Das tun auch die 15 Touristen, die sich für die fünfstündige Wattwanderung angemeldet haben. Ein Großvater mit seinem 13-jährigen Enkel, zwei Frauen Mitte zwanzig, eine 57-jährige Krankenschwester aus Frankfurt. Die meisten sind zwischen 50 und 70. Eine ganz normale Gruppe. Niemand ahnt, dass die heutige Tour beinahe in einer Katastrophe enden wird.

Warum auch? Seit Jahren ist niemand mehr im schleswig-holsteinischen Watt ertrunken. Und die Bedingungen heute sind optimal. 30 Kilometer beträgt die Sicht. Es ist zwei Tage nach Springflut, höher auflaufendes Wasser ist daher nicht zu erwarten. Der Wind weht schwach aus Südost, und am wolkenlosen Himmel strahlt die Sonne. 25 Grad werden es heute, ein herrlicher Spätsommertag.

Zunächst wandert die Gruppe ein Stückchen parallel zur Küste, dann geht es hinaus Richtung Ossengoot, der auch bei Ebbe nicht passierbar ist. „Dort spürt man den Puls der Nordsee“, erzählt Franzen seinen Gästen. „Am Ossengoot steht das Wasser nie still, es läuft ab und wieder auf.“ Um 12.30 Uhr erreichen sie den Priel, wo sie eine Picknickpause einlegen. Die Wanderer holen ihre belegten Brote hervor und beobachten, wie der Ossengoot in den Hauptpriel Norderpiep mündet, ein großartiger Anblick.

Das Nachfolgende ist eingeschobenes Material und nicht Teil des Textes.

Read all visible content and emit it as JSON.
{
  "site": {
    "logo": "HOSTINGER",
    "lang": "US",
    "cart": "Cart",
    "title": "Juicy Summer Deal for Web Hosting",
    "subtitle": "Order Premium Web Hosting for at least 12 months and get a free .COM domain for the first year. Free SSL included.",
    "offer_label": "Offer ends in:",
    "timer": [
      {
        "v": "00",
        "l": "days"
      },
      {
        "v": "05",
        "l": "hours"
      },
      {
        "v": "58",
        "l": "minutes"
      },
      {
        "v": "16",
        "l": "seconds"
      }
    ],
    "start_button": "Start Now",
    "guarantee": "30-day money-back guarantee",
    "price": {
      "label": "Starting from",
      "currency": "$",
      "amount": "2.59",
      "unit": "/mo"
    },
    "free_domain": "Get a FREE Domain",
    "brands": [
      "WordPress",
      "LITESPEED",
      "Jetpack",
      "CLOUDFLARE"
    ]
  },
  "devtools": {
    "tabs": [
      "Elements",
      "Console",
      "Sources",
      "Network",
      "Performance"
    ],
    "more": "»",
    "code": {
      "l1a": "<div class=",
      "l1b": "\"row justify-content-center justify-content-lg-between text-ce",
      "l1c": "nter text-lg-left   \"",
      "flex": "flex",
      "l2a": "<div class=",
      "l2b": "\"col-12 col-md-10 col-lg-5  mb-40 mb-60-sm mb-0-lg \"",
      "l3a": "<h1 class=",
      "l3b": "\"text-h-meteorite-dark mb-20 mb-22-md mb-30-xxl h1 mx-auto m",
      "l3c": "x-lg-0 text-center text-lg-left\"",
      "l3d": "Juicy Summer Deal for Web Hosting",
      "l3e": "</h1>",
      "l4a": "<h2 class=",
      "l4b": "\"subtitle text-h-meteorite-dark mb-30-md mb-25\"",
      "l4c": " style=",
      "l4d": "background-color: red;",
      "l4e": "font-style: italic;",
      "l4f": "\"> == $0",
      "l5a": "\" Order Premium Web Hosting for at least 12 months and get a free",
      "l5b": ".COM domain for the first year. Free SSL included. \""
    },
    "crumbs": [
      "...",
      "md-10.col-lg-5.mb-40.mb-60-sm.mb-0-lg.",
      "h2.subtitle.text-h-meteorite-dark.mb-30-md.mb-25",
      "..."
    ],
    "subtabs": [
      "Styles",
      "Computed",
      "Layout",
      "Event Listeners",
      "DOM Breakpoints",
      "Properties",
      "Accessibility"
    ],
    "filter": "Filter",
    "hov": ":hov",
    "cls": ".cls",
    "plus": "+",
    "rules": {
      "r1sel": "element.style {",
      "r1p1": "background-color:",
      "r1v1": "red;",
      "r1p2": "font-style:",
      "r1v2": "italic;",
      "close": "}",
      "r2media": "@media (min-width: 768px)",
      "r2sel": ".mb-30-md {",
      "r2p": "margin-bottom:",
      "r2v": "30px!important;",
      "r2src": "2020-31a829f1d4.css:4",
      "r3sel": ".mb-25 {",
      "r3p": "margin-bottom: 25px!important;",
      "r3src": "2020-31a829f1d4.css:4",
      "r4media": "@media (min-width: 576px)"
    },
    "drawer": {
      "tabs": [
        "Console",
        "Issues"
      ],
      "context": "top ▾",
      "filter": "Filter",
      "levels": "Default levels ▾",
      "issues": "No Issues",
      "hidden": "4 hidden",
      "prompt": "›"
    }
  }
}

Kurz darauf machen sie sich auf den Rückweg. Mittlerweile läuft das Wasser wieder auf, aber es gibt keinen Grund zur Eile. Auch dass drei Frauen aus der Gruppe immer wieder zurückfallen, bereitet Franzen keine Sorgen. „Wir waren gut in der Zeit, da war es völlig okay, auch mal fünf oder zehn Minuten zu warten.“ Was Franzen nicht weiß: Es sind kostbare Minuten, die ihm fehlen werden.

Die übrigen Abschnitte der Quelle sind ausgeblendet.